We affirm appellant Calvert's conviction as an aider and abettor of the robbery.
3) Conspiracy convictions.
Bradley and Calvert were both charged in Count 3, and were convicted of violating 18 U.S.C. 371, which reads:
'If two or more persons conspire either to commit any offense against the United States, or to defraud the United States, or any agency thereof in any manner or for any purpose, and one or more of such persons do any act to effect the object of the conspiracy, each shall be fined not more than $10,000 or imprisoned not more than five years, or both.'
The commission of a substantive offense and a conspiracy to commit it are separate and distinct crimes, and a plea of double jeopardy does not arise on a conviction for both. Pinkerton v. United States, 328 U.S. 640, 643, 644, 66 S.Ct. 1180, 90 L.Ed. 1489; Pereira v. United States, 347 U.S. 1, 11, 74 S.Ct. 358, 98 L.Ed. 435 (1953); Callanan v. United States, 364 U.S. 587, 590, 81 S.Ct. 321, 5 L.Ed.2d 312 (1960).

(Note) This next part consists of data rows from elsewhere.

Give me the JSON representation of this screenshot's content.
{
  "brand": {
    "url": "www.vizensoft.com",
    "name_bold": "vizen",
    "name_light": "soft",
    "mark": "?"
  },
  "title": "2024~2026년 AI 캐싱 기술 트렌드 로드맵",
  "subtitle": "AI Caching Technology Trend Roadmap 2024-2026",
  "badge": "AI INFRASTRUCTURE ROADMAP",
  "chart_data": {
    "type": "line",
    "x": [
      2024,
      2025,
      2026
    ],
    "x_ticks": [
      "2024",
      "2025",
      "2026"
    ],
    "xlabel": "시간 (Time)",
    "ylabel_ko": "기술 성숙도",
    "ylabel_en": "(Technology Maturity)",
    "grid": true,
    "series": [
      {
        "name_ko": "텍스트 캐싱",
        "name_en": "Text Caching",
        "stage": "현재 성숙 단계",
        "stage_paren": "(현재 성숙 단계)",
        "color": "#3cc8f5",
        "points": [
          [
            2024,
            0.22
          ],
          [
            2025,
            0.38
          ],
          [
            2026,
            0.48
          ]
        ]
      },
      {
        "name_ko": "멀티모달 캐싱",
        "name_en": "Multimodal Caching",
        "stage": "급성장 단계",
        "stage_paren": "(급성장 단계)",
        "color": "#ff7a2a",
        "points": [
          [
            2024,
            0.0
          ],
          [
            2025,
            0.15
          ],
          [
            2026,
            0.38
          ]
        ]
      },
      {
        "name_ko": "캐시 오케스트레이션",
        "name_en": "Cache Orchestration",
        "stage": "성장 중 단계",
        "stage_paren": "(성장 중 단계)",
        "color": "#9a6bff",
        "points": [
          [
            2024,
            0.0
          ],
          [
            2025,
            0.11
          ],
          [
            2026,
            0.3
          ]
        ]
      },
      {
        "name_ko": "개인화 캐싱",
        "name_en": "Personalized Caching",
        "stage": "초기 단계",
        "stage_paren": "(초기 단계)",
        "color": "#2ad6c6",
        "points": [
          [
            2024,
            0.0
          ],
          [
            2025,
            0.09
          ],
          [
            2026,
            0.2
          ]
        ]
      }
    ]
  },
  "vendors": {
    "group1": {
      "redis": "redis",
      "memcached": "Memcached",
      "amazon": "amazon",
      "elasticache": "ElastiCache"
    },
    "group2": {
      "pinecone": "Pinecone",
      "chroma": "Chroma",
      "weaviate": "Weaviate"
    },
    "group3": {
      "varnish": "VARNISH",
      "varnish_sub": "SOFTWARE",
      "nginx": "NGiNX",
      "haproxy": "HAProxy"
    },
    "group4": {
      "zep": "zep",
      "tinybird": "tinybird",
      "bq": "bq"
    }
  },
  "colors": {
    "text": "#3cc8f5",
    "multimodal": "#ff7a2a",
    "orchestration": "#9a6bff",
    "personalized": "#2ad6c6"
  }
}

Neither does a conviction for a substantive offense in any way merge a conspiracy charge into the substantive crime. Callanan v. United States, supra, 364 U.S. at 587, 81 S.Ct. 321. In Pereira, supra, 347 U.S., at 11, 74 S.Ct. 358, the Court specifically held that aiding and abetting, under the facts of that case, was a separate crime from conspiring. We can find no meaningful distinction in the facts presented here.
The jury found that Bradley robbed the bank, aided and abetted by Calvert. We have affirmed the jury's verdict in this regard. Quite obviously, the successful prosecution of this criminal business was the product of some communication and agreement between the defendants. In criminal law this is called conspiracy. It is not for us to question the policy which prompted the prosecution to add the conspiracy count, nor the decision of the District Judge to make the sentences imposed for conspiracy consective to those given for the substantive offenses.